Pour une gestion rigoureuse et fluide des arrêts de travail, un SIRH (Système d’Information des Ressources Humaines) devient un véritable atout pour les TPE-PME. Voici comment cet outil piloté par votre office manager peut transformer votre organisation :



  • Centralisation des données RH : toutes les informations liées aux absences, arrêts maladie, retours, visites médicales et obligations légales sont réunies en un seul endroit.

  • Automatisation des tâches administratives : transmission automatique des attestations de salaire à la CPAM, rappels de délais, notifications pour la prévoyance ou les visites de reprise.

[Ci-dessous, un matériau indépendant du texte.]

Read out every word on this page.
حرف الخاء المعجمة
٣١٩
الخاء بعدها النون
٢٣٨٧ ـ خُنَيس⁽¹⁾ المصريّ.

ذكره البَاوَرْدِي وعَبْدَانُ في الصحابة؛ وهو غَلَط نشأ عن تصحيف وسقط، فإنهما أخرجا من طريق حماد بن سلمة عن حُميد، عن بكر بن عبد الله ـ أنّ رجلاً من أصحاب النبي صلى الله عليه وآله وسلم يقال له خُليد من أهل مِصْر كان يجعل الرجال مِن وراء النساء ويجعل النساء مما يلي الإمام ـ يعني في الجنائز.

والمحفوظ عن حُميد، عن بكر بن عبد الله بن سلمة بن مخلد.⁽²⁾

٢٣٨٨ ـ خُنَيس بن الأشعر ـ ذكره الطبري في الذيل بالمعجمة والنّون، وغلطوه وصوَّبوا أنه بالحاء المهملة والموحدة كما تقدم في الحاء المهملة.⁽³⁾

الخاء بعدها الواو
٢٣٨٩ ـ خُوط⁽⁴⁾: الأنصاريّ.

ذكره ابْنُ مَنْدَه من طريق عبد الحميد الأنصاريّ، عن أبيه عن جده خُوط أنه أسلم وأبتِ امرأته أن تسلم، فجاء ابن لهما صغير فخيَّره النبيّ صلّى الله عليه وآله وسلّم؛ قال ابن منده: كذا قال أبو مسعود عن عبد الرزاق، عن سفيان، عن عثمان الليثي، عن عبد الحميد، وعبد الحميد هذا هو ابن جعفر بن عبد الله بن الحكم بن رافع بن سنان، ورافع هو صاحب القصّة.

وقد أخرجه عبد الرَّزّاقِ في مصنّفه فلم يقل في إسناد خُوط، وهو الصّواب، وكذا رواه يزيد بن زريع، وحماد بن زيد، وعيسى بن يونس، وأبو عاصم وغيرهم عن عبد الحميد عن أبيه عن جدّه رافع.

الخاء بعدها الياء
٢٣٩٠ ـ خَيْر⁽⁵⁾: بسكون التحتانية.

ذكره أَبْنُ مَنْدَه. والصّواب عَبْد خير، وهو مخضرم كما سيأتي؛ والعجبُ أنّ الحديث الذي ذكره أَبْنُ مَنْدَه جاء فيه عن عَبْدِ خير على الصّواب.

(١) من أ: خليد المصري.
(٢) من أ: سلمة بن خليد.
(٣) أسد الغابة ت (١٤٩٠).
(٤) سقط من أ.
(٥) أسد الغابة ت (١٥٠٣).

  • Tableaux de bord et pilotage RH : le SIRH fournit une vision claire de l’absentéisme dans l’entreprise, permettant d’anticiper les besoins de remplacement, d’analyser les tendances (arrêts courts, récurrents, etc.) et d’ajuster l’organisation du travail.

  • Réduction des erreurs et des risques juridiques : en assurant la conformité des démarches, l’outil évite les oublis qui peuvent coûter cher en cas de contrôle ou de litige.


 

👉 Pour les dirigeants de TPE, le SIRH n’est plus un luxe, mais une solution agile et rentable pour sécuriser la gestion des ressources humaines tout en gagnant un temps précieux.


 

 

Je cherche un office manager pour installer et piloter mon SIRH






🧩 Conclusion : professionnaliser la gestion des absences


Bien gérer les arrêts de travail, ce n’est pas juste une obligation légale, c’est aussi une question de gestion RH stratégique.

Pour les TPE-PME, où chaque absence peut déséquilibrer l’organisation, anticiper et formaliser les procédures est indispensable.

➡️ Besoin d’aide pour structurer vos démarches RH ? Plateya vous accompagne dans la mise en conformité et la gestion des situations sensibles.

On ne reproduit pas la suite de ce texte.